Making intensive pig and poultry production in the European Union more competitive and profitable through sustainable intensification. That is at the core of the new ProHealth project, coordinated by Newcastle University, UK.
A consortium of 22 academic, industry and private enterprise organisations from 11 countries have been granted €11.9 million by the European Union to identify new health solutions to reconcile modern animal production systems and sustainability within the EU. At an introducing press conference, project coordinator Prof Ilias Kyriazakis, Newcastle University, said: “We have to invest in ways to get more competitive, because at this moment we are not. This project is designed to help our industry to lead again. Sustainable intensification is the way forward.”
Dr Theo Kanellos, Zoetis director of strategic alliances, added: “Within the five-year timeframe we will deliver novel diagnostics to predict the propensity of production disease development in animals, communication tools for increasing awareness, vaccines, management tools and so on. At the end of the day the veterinarians in the field and the farmers want an answer to their problems. With all the partners involved, some working on a farm level, our research will definitely reach the farmers in Europe, giving them the tools to be more competitive.”
ProHealth (short for ‘production health’) aims to enhance fundamental understanding of the complex interactions between animal, environment and disease agents which underlie the expression of production diseases. It will use this knowledge to develop and test effective innovative control strategies applicable in large scale intensive pig and poultry production and quantify their health, welfare and economic benefit. In official communication, ProHealth’s official aim was described as to ‘contribute to our understanding of the multifactorial dimension of animal pathologies linked to the intensification of production’, and ‘to help to provide effective control strategies to reduce the impact on animal welfare, including health’.

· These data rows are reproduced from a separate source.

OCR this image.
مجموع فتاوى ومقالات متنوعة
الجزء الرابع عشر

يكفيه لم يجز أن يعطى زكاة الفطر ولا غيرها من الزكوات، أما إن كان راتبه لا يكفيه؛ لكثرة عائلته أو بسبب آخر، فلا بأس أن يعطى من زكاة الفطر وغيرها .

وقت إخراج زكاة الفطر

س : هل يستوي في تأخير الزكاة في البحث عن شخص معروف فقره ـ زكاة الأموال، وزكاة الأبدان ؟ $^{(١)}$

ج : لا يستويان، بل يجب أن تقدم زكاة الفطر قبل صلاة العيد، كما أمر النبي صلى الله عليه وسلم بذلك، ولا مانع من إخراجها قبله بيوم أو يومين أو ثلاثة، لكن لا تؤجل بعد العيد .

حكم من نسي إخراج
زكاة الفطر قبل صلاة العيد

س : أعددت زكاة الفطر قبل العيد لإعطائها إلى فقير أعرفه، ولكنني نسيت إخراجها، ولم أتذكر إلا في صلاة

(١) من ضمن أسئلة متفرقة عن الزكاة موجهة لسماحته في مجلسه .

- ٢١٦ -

The project will address production diseases of pigs, broiler and egg laying chickens, and turkeys raised in a wide range of EU intensive systems, using both epidemiological and experimental approaches to consider the extent of, and the risk factors associated with diseases, the influence of genotype and its modification by early life experience and the dynamic influences of the environment on disease. The mechanisms underlying differences in disease susceptibility will be explored at different levels. Improvement strategies for diseases including neonatal mortality, gut and respiratory disorders, leg and metabolic disorders will be evaluated in farm scale tests, and data from diverse systems used to model whole chain socioeconomic implications of disease states and their alleviation.
The overarching aim of the five-year project is to improve the competitiveness and sustainability of intensive pig and poultry farming in the EU. A holistic approach, focusing on the understanding of multifactorial dimension of animal diseases linked to the intensification of production is different than in other scientific studies.
About 60% of the research grant will be spent on pig diseases. Dominiek Maes, past president of the European College of Porcine Health Management (ECPHM), said: “Production diseases do great harm to profitability in the pig sector. Our goal is to let the pig industry thrive again in Europe. Good productivity has to compensate our European disadvantage for high labour costs. Our areas of focus, being respiratory diseases, gastro-intestinal disorders and locomotion problems are factors of importance when it comes to the reduction of antibiotic use as well. The multifactorial approach will help our sector in multiple ways.”